Das Vorhaben umfasst neben einem Werk für elektrifizierte Antriebe und einer neuen Karosserie-Werkstatt auch die Errichtung eines Forschungs- und Entwicklungszentrums und einer Teststrecke. Laut „Autocar“ ist erklärtes Ziel, die Fabrik in eine Forschungs- und Fertigungsstätte für alle zukünftigen Hybrid- und Elektroautos von JLR zu verwandeln.
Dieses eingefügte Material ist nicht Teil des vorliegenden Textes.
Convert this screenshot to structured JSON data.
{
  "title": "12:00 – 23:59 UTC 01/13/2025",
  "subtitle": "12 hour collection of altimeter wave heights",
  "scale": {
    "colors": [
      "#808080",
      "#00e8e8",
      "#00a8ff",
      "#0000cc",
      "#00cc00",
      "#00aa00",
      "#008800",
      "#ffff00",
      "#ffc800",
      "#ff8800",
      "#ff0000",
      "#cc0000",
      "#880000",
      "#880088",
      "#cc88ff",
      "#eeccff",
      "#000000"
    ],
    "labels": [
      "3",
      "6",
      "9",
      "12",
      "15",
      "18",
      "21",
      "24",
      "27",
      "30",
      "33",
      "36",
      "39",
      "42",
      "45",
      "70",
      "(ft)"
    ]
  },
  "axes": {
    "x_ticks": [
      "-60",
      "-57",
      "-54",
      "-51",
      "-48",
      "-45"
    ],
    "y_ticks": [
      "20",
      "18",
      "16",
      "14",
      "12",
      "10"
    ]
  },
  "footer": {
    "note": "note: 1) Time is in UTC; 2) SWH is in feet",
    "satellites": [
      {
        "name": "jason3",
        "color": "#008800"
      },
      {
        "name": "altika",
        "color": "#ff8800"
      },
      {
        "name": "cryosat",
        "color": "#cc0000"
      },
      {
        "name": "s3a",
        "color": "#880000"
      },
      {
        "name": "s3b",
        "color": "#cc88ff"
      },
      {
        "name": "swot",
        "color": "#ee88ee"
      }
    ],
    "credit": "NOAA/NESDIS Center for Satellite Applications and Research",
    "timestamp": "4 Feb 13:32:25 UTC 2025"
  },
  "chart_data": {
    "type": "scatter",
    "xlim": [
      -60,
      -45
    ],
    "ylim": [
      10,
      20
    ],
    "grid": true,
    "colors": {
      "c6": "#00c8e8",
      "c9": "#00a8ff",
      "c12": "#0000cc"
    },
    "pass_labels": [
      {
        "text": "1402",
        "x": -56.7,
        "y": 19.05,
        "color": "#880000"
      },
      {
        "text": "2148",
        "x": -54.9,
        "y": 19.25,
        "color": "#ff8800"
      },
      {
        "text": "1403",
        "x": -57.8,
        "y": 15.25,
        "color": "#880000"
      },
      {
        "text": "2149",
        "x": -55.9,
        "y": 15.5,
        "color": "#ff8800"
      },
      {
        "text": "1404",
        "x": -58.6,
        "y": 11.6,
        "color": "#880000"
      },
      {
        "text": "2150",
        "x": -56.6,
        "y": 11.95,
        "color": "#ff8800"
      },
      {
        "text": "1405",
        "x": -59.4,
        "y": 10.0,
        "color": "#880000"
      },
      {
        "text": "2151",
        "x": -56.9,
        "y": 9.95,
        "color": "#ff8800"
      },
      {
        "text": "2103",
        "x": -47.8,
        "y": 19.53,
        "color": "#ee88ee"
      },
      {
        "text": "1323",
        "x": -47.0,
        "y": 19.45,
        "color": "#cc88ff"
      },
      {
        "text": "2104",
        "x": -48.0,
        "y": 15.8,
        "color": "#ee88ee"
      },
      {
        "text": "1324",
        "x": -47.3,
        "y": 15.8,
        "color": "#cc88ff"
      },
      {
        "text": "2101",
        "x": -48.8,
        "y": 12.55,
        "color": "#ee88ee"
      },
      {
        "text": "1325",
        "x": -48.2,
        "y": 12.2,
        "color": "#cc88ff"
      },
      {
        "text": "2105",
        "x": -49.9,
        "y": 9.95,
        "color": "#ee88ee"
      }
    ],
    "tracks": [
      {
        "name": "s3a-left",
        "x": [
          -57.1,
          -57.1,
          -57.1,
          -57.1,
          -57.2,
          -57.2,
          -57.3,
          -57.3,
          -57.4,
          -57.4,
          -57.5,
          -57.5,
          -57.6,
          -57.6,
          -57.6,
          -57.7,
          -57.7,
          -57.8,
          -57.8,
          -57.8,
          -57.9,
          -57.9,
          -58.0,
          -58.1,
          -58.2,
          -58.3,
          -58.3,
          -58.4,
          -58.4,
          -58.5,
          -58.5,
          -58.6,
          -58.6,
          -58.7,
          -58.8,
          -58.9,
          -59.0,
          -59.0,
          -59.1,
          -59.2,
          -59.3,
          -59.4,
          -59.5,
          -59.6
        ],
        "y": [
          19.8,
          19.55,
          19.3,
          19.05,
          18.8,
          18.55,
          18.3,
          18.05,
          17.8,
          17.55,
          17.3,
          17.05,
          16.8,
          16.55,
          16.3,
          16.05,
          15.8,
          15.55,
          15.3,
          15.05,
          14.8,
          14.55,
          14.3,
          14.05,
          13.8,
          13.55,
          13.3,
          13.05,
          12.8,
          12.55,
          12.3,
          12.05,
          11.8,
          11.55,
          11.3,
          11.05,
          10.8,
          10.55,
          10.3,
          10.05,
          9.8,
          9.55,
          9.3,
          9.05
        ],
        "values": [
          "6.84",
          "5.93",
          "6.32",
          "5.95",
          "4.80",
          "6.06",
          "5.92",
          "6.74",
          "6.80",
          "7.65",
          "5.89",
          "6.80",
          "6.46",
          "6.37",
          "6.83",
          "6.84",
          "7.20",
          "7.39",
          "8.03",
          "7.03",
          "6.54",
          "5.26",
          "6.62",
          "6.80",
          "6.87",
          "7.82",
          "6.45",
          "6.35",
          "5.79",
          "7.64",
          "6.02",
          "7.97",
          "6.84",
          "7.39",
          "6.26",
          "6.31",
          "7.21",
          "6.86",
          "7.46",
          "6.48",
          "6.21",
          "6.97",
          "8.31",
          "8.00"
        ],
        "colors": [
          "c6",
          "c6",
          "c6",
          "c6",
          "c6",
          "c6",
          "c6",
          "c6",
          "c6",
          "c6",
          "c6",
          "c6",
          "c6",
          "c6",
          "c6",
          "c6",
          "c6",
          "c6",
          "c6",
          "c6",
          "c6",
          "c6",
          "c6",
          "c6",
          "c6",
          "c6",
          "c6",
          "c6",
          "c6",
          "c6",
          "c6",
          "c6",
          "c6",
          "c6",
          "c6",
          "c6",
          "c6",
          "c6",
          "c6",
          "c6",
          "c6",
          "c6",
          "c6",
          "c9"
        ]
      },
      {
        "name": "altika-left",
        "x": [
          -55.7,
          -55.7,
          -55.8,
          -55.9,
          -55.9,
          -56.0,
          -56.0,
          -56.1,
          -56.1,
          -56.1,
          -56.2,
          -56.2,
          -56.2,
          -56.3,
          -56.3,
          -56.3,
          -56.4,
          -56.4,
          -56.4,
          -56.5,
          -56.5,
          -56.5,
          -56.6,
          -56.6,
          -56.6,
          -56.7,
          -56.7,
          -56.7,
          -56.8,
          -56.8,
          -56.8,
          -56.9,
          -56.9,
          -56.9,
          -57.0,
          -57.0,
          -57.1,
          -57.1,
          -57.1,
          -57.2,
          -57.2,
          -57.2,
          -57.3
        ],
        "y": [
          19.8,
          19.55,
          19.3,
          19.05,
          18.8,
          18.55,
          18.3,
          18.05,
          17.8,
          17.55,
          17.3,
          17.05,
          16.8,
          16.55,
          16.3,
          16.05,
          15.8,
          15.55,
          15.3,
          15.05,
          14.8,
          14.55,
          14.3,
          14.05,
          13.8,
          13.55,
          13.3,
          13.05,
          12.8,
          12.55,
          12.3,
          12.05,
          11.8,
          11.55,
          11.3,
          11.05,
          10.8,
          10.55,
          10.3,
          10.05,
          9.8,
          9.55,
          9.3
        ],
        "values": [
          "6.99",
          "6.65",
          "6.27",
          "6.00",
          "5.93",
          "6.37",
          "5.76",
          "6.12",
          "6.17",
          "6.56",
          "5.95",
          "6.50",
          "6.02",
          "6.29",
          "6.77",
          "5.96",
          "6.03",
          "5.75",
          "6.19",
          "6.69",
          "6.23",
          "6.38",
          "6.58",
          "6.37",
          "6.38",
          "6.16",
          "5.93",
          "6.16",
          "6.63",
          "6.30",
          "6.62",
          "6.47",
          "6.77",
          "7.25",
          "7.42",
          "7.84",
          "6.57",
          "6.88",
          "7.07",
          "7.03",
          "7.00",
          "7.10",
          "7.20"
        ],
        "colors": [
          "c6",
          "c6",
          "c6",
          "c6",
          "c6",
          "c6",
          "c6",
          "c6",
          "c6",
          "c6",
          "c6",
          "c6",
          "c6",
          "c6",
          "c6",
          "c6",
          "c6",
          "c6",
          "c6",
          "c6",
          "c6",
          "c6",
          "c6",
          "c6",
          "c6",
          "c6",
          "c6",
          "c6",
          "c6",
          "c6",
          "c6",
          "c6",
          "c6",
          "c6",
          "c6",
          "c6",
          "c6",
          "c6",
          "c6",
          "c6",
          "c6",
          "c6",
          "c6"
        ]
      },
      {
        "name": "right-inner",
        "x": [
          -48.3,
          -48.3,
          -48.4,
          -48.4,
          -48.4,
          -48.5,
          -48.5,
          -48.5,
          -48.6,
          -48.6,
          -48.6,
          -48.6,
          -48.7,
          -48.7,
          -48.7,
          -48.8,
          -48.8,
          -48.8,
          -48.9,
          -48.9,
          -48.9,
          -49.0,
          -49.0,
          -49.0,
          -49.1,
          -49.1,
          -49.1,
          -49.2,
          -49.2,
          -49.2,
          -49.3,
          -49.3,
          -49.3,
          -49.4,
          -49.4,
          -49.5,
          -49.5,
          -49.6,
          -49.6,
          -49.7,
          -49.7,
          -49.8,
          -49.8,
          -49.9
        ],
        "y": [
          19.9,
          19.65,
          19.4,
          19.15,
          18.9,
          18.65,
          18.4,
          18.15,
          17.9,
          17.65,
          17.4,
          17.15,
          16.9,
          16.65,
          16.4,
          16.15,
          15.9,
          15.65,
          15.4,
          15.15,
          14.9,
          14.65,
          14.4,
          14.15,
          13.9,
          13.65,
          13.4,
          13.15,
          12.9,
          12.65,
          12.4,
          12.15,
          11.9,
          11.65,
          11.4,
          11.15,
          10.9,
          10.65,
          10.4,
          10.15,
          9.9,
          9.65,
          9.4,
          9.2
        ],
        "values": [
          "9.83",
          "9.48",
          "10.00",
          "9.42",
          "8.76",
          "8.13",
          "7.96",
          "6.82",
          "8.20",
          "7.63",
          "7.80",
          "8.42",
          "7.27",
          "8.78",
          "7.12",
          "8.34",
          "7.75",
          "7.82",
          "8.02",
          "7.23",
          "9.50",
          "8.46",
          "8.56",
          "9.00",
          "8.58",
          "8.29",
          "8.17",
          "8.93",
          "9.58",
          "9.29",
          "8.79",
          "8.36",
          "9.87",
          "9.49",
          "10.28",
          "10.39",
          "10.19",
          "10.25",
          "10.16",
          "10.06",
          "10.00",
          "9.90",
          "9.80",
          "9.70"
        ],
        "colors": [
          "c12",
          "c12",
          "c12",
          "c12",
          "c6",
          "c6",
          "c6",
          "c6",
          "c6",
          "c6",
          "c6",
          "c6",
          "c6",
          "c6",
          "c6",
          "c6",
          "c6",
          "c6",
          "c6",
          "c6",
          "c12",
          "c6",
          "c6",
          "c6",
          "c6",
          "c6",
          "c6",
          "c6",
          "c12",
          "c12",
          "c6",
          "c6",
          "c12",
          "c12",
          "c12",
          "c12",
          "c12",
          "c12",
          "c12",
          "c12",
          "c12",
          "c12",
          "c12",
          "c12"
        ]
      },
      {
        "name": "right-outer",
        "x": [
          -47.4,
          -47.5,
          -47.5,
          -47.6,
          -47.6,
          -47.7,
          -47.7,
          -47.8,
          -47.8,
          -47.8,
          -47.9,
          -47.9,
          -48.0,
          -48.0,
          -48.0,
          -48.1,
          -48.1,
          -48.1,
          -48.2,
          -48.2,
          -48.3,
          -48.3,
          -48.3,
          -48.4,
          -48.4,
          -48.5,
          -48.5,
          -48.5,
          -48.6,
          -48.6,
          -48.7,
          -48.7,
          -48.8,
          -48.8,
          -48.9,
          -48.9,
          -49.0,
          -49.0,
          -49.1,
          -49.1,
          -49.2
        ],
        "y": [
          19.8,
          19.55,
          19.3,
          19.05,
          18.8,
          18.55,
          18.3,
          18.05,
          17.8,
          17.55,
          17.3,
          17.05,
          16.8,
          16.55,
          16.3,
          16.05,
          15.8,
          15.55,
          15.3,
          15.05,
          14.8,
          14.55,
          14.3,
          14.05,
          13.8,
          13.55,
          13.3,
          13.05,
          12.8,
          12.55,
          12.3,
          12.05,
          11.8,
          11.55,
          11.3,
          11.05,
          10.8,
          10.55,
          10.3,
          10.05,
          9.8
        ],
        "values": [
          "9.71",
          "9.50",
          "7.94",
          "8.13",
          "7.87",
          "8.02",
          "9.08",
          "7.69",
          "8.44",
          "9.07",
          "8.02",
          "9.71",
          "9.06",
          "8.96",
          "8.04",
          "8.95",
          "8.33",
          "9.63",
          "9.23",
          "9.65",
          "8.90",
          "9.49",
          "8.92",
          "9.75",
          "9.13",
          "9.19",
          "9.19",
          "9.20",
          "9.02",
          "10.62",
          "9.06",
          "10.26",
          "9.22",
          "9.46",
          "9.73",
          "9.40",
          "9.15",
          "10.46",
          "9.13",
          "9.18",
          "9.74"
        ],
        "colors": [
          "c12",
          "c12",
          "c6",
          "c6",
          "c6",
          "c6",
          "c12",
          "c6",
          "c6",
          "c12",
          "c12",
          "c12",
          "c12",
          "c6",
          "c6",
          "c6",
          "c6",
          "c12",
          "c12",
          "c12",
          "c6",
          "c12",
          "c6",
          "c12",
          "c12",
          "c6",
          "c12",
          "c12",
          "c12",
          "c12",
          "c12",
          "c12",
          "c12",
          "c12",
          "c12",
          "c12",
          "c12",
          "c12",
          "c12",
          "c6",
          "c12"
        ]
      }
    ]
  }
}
Gestemmt wird die Transformation von Chery Jaguar Land Rover Automotive, dem im November 2012 gegründeten Joint Venture von JLR und Chery.

Land Rover plant aktuell für das Jahr 2024 mit seinem ersten vollelektrischen Fahrzeug. Gerüchte, wonach Jaguar derweil zu einer reinen E-Auto-Marke umgewandelt werden soll, hatte der Mutterkonzern kürzlich dementiert, ließ aber wissen: „Unsere Zukunft ist elektrisch und wir haben bereits angekündigt, dass in nur zwei Jahren – ab 2020 – jedes neue Jaguar- und Land-Rover-Modell auch eine elektrische Option anbieten wird.“ Aber: „Wir haben nicht gesagt, dass es nur EVs sein werden.“ In der vorhersehbaren Zukunft würden neue Benzin- und Dieselfahrzeuge für viele Kunden immer noch die richtige Wahl darstellen. Auch würden sie für einen reibungslosen Übergang weiterhin benötigt, argumentiert Jaguar Land Rover.

Range Rover hat derweil vergangene Woche die zweite Generation des Kompakt-SUV Evoque vorgestellt und in diesem Zuge angekündigt, auch Varianten mit 48-Volt Mild-Hybrid anzubieten – und im Laufe von zwölf Monaten nach Einführung des überarbeiteten „kleinen“ Range Rovers auch eine Plug-in-Hybrid-Version.